St. Luke's has already destroyed several historic buildings for this project and, on March 12, they can raze a Sullivan church. The local medical community espouses aspirations of progress in the form of new restaurants and hotels going up in the MedQuarter. Ironically, by destroying existing architectural structures, the medical community undermines progressive development.
Cedar Rapidians need not look to Dubuque or Des Moines' East Village to see how historic preservation has encouraged development. Look to our core.
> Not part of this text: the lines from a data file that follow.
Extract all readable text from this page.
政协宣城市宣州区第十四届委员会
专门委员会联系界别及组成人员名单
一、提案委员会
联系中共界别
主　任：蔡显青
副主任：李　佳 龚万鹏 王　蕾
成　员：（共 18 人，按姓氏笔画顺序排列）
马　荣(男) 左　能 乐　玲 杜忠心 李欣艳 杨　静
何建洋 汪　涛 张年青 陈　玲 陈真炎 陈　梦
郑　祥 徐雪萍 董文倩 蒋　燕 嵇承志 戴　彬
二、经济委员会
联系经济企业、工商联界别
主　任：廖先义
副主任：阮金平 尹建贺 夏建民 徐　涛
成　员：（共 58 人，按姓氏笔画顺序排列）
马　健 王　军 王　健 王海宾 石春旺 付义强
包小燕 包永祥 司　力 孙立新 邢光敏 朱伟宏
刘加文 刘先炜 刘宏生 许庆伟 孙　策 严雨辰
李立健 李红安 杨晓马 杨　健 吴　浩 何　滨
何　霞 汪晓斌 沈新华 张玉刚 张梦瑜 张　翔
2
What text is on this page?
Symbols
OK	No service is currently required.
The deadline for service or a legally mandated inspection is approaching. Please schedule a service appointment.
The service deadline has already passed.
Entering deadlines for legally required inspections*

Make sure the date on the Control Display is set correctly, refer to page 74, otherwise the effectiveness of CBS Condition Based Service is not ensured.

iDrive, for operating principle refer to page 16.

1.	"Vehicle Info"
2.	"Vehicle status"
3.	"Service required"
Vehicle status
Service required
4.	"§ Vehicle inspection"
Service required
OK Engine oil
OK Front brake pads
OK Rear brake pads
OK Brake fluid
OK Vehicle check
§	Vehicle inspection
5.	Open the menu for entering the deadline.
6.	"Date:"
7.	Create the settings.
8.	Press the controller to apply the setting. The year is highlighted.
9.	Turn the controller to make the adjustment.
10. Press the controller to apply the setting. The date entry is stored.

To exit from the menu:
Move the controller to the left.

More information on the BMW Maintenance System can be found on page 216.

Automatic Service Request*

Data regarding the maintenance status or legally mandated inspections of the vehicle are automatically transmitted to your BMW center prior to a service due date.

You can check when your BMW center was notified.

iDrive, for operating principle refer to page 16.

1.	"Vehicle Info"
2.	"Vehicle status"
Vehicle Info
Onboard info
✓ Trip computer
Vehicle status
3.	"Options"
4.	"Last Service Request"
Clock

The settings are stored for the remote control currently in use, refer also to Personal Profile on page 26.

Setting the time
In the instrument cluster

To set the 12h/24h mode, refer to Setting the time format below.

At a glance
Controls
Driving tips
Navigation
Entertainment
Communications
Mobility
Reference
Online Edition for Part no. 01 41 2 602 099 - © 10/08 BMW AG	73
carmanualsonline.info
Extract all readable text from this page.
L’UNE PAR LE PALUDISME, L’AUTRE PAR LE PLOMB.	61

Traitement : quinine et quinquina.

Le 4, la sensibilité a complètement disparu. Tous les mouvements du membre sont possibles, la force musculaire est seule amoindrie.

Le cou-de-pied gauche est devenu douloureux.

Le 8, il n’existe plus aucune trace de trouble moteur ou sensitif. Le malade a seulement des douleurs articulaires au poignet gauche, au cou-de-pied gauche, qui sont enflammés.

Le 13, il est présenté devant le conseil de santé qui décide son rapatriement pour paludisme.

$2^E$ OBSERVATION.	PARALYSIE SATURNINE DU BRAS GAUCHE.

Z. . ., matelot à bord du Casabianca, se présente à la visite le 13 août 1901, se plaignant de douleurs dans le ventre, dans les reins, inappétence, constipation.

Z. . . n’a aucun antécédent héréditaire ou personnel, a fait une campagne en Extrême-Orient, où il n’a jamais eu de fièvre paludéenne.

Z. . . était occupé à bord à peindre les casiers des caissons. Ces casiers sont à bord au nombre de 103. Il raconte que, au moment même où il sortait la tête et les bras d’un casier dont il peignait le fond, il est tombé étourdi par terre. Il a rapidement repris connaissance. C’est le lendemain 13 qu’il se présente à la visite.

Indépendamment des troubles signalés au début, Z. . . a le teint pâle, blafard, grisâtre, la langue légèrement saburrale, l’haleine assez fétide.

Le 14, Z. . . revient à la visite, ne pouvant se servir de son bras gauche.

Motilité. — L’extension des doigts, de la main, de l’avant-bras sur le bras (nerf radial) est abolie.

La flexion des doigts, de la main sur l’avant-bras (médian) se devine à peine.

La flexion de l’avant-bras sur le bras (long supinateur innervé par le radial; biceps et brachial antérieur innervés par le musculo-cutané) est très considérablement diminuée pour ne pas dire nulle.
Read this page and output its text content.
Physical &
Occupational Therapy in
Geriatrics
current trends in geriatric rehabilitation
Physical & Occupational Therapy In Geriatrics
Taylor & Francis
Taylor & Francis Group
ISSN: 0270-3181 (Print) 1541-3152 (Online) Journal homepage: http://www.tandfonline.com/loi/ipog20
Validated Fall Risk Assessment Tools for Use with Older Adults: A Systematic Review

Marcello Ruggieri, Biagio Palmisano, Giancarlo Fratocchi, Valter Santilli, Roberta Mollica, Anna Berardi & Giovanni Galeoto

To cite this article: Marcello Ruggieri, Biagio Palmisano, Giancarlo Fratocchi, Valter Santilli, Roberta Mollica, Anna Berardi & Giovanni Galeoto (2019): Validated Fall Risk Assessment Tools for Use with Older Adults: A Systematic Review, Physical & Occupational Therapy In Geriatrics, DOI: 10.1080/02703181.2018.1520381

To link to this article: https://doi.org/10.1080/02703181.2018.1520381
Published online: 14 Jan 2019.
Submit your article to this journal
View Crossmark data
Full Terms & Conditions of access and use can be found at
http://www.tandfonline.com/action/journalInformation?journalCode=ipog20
Several private investment projects that have revived this city were possible because historic fabric was intact - Third Street's CSPS Hall, Parlor City; Cherry Building; Czech Village's Red Barron and temporary National Czech and Slovak Museum and Library, and Downtown's Witwer Building and the old Roosevelt Hotel.
With a creative developer, First Christian Church could become a perfect boutique hotel, local restaurant, community center or entertainment venue.
At a recent Historic Preservation Commission meeting, a 20-year-old college student asked the City Council to promote a hometown that his generation will want to return to, one with a sense of place, one with a soul.
The proposed MedQuarter presents an opportunity for us to challenge destructive and provincial development so that future generations can learn about our city's history, character and integrity through its historical architectural landmarks.
PCI's development plan shows haste at best and ignorance at worst.
Fifty years ago, the New York Times published a “Farewell to Penn Station” editorial. It reads: “Any city gets what it admires, wills for, and, ultimately deserves. ... And we will probably be judged not by the monuments we build but by those we have destroyed.”
Cedar Rapids deserves much after weathering the flood. If we needlessly tear down to rebuild, how will we be judged?